Benachteiligte Jugendliche in Europa

Maßnahmen für benachteiligte Jugendliche in Europa

In ihrem Bemühen, die Mitgliedsstaaten zu wirksameren politischen Strategien im Sinne der Lissabon-Strategie zu bewegen, setzt die Europäische Kommission auf die Offene Methode der Koordinierung. Dies bedeutet, dass auf der Ebene des Europäischen Rates von den Staatschefs oder Fachministern gemeinsame Ziele beschlossen werden, es den Mitgliedsstaaten jedoch frei steht, wie sie diese erreichen, solange sie sich einem gemeinsamen Monitoring-Prozess unterziehen. Maßnahmen der erfolgreicheren Länder werden dabei in Prozessen gegenseitigen Lernens ('mutual learning') als 'best practice' zur Orientierung oder Nachahmung empfohlen. Dieses Verfahren wird inzwischen in der Arbeitsmarktpolitik, der Jugendpolitik, in der Bildungspolitik (mit Einschränkungen) und in Bezug auf die soziale Eingliederung benachteiligter Gruppen angewandt. In letzterem Kontext gab die Kommission zur Unterstützung der Offenen Methode eine Studie in Auftrag, um diesen Prozess durch einen Vergleich der nationalen Ansätze und ihrer Wirkungen mit wissenschaftlichen Erkenntnissen zu unterfüttern sowie Vorschläge hinsichtlich einer höheren Wirksamkeit von Integrationsmaßnahmen zu entwickeln.[4] Die Studie wurde in 13 Ländern durchgeführt: Bulgarien, Finnland, Griechenland, Italien, Polen, Portugal, Rumänien, Slowakei, Spanien sowie im Vereinigten Königreich. Auswahlkriterium waren die überdurchschnittlichen Quoten an Jugendarbeitslosigkeit oder frühzeitigem Verlassen des Bildungssystems ('Early school leaving').[5] Als Kontrastländer nahmen außerdem Dänemark, Österreich und Slowenien teil.[6] Aufbauend auf der Analyse nationaler und europaweiter Daten sowie von 'good-practice'-Beispielen wurde in der Studie den Fragen nachgegangen, wer die benachteiligten Jugendlichen und welches ihre sozioökonomischen Charakteristika sind, auf welche Probleme sie im Übergang von der Schule in die Arbeit treffen, welche Wirkungen Maßnahmen gegen Jugendarbeitslosigkeit und gegen das frühzeitige Verlassen des Bildungssystems haben und welches die Faktoren für Erfolg oder Scheitern solcher Maßnahmen sind.
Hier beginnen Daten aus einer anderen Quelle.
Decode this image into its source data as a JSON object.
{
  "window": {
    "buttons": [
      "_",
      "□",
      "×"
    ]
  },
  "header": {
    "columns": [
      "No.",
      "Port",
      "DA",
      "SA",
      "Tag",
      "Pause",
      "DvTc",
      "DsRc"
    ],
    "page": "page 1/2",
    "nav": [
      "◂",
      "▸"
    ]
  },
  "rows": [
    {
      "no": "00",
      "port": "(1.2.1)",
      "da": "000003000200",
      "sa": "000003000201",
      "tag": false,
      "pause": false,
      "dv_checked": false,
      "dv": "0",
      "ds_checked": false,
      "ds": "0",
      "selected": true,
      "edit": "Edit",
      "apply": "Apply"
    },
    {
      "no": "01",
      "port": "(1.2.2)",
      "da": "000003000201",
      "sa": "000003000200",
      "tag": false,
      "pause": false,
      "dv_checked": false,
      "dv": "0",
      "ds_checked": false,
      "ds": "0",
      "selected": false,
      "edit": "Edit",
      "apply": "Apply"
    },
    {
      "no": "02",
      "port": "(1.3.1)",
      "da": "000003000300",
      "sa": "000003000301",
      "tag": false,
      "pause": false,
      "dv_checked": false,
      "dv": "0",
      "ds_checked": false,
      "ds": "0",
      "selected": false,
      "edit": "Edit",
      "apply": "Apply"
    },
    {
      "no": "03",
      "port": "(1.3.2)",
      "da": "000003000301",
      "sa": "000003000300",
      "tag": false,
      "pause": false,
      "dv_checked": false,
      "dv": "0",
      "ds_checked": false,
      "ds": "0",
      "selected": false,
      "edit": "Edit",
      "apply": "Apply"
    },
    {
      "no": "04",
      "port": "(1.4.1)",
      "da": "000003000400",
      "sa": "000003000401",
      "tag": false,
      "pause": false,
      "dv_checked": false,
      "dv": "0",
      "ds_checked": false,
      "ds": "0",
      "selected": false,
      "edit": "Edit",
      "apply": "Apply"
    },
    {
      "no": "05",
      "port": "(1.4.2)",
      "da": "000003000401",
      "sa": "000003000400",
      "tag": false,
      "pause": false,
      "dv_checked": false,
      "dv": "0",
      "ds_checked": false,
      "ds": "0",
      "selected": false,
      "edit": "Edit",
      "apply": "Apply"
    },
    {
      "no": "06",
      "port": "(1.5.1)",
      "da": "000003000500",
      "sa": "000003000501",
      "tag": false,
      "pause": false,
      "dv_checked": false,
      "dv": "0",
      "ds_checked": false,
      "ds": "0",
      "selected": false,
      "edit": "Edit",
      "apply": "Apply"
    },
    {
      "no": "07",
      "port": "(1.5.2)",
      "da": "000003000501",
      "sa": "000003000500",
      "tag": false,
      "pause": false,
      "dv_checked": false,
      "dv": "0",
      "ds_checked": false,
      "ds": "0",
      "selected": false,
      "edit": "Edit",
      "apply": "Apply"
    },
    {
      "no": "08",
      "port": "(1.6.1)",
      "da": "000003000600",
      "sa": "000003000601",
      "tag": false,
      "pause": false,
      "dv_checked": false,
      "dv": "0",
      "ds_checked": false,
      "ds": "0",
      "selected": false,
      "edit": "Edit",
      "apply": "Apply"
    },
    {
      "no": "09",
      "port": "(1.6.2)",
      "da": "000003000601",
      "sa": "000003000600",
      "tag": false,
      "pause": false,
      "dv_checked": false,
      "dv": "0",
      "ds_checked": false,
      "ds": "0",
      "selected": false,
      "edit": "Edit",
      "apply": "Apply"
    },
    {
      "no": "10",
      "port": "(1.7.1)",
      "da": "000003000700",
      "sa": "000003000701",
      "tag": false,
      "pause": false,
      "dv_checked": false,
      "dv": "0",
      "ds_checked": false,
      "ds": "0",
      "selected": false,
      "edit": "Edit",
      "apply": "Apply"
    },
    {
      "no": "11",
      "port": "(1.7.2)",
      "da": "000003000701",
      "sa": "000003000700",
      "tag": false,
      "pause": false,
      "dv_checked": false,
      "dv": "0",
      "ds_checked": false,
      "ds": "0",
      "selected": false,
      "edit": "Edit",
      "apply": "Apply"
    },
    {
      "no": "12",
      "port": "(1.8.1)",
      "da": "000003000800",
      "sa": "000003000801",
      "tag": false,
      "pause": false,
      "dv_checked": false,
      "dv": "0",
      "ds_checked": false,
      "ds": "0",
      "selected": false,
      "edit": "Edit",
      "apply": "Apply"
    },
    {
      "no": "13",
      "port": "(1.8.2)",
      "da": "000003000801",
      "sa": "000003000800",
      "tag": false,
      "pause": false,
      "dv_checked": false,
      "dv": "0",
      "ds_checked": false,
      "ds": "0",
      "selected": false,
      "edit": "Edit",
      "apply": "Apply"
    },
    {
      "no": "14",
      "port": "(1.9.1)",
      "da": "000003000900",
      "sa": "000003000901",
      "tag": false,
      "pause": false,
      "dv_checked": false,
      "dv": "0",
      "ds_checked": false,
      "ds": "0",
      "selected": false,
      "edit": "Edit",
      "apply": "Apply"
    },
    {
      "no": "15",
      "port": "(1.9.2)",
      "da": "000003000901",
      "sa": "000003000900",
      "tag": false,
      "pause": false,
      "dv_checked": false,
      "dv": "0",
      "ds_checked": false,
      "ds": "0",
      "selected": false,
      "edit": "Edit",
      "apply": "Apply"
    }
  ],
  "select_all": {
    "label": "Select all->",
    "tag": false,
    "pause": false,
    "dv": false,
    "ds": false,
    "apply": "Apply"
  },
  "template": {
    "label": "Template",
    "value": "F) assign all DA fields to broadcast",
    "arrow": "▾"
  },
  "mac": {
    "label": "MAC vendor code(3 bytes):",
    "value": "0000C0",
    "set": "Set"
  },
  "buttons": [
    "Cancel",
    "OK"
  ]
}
Der Analyseprozess umfasste außerdem Konsultationen mit über 200 Expertinnen und Experten aus Praxis und Politik auf nationaler und europäischer Ebene.

Das der Studie zu Grunde liegende Verständnis von Benachteiligung nimmt seinen Ausgang im Wechselverhältnis zwischen sozialen Strukturen und individuellem Handeln, das konstitutiv für soziale Integration ist. Wer wo und warum als 'benachteiligt' gilt, lässt sich im internationalen Vergleich entlang dieser zwei Pole festmachen: Auf der einen Seite stehen eher individualisierende Zuschreibungen von Benachteiligung im Sinne von (Sozialisations-)Defiziten in Bezug auf Ausbildungs- und Beschäftigungsfähigkeit bzw. Arbeitswilligkeit, auf der anderen Seite Ansätze, die Benachteiligung eher Strukturproblemen wie segmentierten Arbeitsmärkten und fehlenden Berufsbildungs- und Wohlfahrtsstrukturen zuschreiben, wie dies lange vor allem in Ländern mit hoher Jugendarbeitslosigkeit (z.B. Südeuropa) die Regel war.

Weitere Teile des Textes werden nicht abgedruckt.